Do you have more than $30,000 in outstanding FFELP or Direct Loans? Then the Extended Repayment Plan may be for you. This plan makes monthly payments more affordable, but it will take a longer amount of time to pay off the loan (up to 25 years), and you will pay more interest. Under the Extended Repayment Plan, you may choose standard payments (equal payments over the payment term) or graduated payments (payments that increase every two years).
This plan can only be used for FFELP loans. This plan carries an annual adjustment to your minimum monthly payment based on your monthly gross income. You may choose this plan for up to five years, after which your account will defer to either the Standard or Graduated Repayment Plan.
Income-Driven Repayment Plans
If you need a more affordable monthly payment amount tailored to your income, an Income-Driven Repayment (IDR) Plan could help. Borrowers need to submit their income and family size annually to maintain eligibility. Each of the four plans has unique qualifications for eligibility, and will affect your regular monthly payment amount in different ways. The Income-Contingent Repayment (ICR) Plan, Pay As You Earn (PAYE) Repayment Plan, and Saving on a Valuable Education (SAVE, formerly the REPAYE Plan) Repayment Plan are for Direct Loans only. The Income-Based Repayment (IBR) Plan is for both FFELP and Direct Loans.
When You Can't Pay
If you are experiencing financial hardship, are unemployed, decide to go back to school, or are on active duty military service, postponing payments with deferment may be right for you. Depending on your loan type, you may not accrue interest during this period. Log in to your Nelnet.com account to review what deferment options are available for you.
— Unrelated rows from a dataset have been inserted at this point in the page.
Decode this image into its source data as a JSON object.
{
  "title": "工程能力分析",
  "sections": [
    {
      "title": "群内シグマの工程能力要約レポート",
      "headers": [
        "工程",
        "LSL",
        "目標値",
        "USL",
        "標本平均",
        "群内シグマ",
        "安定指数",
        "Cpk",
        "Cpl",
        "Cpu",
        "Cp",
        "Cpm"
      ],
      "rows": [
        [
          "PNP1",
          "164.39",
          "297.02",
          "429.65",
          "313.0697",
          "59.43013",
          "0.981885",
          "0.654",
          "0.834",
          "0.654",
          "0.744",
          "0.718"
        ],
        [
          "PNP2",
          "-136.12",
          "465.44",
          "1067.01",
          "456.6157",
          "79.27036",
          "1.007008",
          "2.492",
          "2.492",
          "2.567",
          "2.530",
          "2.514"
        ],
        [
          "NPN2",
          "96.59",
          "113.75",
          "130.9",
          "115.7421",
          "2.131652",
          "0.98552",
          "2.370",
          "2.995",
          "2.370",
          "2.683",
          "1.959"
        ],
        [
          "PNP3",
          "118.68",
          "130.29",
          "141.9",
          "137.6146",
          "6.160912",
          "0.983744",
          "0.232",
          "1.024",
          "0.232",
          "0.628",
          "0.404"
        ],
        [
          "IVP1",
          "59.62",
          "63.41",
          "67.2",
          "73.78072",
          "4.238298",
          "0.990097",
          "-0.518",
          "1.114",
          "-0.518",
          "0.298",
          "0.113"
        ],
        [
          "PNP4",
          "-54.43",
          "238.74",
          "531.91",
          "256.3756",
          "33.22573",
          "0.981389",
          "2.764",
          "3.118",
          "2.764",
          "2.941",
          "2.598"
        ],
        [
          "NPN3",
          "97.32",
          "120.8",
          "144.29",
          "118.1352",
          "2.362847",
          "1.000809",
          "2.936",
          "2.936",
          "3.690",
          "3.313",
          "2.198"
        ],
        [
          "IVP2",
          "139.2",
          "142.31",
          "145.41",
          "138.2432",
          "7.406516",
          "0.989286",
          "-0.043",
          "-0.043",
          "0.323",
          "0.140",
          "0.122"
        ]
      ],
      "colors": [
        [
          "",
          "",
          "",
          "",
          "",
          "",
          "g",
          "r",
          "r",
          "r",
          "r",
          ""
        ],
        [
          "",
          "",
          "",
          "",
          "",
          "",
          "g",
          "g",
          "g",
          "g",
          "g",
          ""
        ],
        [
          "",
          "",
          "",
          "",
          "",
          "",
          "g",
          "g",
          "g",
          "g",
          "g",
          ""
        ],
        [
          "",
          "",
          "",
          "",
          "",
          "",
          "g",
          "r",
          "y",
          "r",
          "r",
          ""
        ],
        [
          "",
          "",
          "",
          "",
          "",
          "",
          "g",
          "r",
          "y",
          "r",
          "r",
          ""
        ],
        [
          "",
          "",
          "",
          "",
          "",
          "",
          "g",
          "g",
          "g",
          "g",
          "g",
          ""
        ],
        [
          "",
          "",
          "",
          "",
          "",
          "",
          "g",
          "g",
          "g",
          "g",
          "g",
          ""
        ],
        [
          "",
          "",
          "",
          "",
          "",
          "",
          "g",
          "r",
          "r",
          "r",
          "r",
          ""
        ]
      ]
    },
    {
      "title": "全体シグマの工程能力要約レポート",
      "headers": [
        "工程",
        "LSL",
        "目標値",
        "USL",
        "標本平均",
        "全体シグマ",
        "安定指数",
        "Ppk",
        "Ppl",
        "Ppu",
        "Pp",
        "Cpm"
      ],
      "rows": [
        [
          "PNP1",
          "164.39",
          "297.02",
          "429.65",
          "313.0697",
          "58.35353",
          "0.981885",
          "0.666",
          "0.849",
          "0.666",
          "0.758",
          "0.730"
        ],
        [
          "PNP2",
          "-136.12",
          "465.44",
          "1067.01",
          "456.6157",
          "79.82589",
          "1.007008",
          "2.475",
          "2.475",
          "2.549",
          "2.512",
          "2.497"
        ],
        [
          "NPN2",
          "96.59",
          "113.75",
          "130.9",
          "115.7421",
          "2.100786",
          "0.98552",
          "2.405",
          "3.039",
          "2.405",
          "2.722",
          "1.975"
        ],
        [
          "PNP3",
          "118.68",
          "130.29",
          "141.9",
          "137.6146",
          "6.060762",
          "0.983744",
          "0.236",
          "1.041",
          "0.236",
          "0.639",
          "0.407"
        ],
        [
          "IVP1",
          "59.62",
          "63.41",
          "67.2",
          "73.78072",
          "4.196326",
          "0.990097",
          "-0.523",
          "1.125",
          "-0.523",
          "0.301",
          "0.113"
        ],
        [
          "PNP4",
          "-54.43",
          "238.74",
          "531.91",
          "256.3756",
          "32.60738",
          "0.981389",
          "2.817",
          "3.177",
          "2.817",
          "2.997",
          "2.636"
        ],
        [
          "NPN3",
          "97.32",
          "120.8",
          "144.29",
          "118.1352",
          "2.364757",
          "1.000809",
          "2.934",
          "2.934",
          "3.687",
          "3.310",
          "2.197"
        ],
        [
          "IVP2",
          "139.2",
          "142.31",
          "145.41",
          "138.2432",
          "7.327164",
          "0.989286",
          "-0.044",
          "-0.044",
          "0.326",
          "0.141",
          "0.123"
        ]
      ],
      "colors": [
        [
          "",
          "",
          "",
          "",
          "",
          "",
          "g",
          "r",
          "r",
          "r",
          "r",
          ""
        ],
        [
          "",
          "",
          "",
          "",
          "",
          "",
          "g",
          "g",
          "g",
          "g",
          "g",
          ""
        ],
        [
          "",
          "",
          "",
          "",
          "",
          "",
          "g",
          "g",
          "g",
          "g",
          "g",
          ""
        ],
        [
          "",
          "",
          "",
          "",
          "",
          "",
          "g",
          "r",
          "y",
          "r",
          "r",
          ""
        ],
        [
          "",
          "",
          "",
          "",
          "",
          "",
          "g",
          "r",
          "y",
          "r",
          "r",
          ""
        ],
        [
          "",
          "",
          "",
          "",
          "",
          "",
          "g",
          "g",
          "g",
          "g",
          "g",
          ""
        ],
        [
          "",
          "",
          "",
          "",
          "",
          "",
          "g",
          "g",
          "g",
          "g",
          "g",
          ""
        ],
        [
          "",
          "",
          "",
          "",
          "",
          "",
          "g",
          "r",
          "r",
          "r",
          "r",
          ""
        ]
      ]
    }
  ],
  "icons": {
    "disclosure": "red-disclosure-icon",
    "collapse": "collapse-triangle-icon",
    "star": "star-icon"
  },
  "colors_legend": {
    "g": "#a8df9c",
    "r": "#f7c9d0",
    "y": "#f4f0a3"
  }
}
If you work an internship, perform certain types of community service, or find yourself experiencing financial hardship, you may be qualified to postpone payments with forbearance. Forbearance also resolves any delinquency on the account. Log in to your Nelnet.com account and choose Repayment Options & Resources from the menu to find out if you're eligible.
For Nelnet account numbers beginning with “E”: Interest will continue to accrue during a forbearance. Payments made when your account returns to a repayment status (when payments are due) will be applied to any unpaid interest that accrued before or during this forbearance and then to the outstanding principal balance.
For Nelnet account numbers beginning with “D” or “J”: Interest will continue to accrue during a forbearance, and any unpaid, accrued interest from before or during the forbearance will be added to the outstanding principal balance (known as capitalization) if it’s not paid before the end of the forbearance. For more information about interest capitalization, refer to our Interest Capitalization page.
Find Out if Consolidation is Right for You
You have multiple loans with multiple monthly payments and servicers
The Direct Consolidation Loan program is offered by the U.S. Department of Education to federal student loan borrowers. The Direct Consolidation Loan program allows multiple eligible loans to be consolidated into a single loan, which is then serviced by the servicer of your choosing (which includes Nelnet).